In his monthly column for the Daily Post, Scion CEO Warren Parker addresses some of the “groundless” claims of anti-GE activists in the wake of last month’s vandalism of a Scion plantation of GM pines near Rotorua.
An excerpt (read in full here):
Comment: Vandals won’t stop GM research
The destruction of 375 pine seedlings in Scion’s genetic modification (GM) field trial, under containment, at the end of the Easter break generated national interest.

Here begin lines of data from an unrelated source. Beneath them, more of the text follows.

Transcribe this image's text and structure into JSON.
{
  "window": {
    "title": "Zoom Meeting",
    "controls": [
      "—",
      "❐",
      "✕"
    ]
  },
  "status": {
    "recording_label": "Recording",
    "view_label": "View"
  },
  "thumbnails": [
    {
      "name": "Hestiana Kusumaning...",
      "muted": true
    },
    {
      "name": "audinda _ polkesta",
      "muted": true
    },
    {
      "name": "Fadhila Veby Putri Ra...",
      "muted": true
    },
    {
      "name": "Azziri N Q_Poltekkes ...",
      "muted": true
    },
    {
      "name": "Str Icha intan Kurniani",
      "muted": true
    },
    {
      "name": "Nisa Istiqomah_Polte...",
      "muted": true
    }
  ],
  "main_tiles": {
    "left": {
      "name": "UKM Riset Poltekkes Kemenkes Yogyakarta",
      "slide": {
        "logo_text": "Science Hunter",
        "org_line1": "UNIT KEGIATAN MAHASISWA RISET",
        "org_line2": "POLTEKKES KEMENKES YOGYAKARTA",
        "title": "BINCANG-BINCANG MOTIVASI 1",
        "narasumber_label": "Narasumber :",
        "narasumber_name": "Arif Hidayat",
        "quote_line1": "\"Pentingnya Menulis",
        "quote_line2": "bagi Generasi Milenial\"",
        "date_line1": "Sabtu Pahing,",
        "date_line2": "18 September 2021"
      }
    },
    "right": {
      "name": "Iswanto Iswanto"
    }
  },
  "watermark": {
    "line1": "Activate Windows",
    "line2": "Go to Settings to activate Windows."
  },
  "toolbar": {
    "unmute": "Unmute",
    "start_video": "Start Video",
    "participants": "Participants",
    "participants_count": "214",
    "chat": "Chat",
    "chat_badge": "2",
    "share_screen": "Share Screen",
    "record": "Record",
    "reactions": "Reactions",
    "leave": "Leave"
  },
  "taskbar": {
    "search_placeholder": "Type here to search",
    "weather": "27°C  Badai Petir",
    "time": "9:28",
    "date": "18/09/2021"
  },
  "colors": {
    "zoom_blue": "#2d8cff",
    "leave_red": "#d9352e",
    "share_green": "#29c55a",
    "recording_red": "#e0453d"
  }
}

Except for GE Free NZ, very little sympathy or support was subsequently expressed for those who put themselves above the law. The police are continuing their investigations and Scion will be continuing the research.
Forest industry leaders unanimously condemned the vandalism and strongly reiterated their support for the research. For Rotorua’s sake, it is important investors and top scientists continue to have confidence that leading-edge research can be safely and securely conducted here.
GE Free NZ’s post-break-in claims about the trial are groundless. They include:
This is a biosecurity risk
It is not. The trial was approved by the Environmental Protection Agency following rigorous review of all aspects of the science – including submissions from opponents of GM – and an assessment of the benefits and risks. The trial is monitored by the now Ministry for Primary Industries.
Neither agency would sanction research posing unacceptable risk to New Zealand’s prized biosecurity status and, as a responsible research organisation, Scion would not undertake research that did. In carrying out the research, Scion must follow strict controls and Ministry for Primary Industries staff regularly monitor Scion’s compliance to these.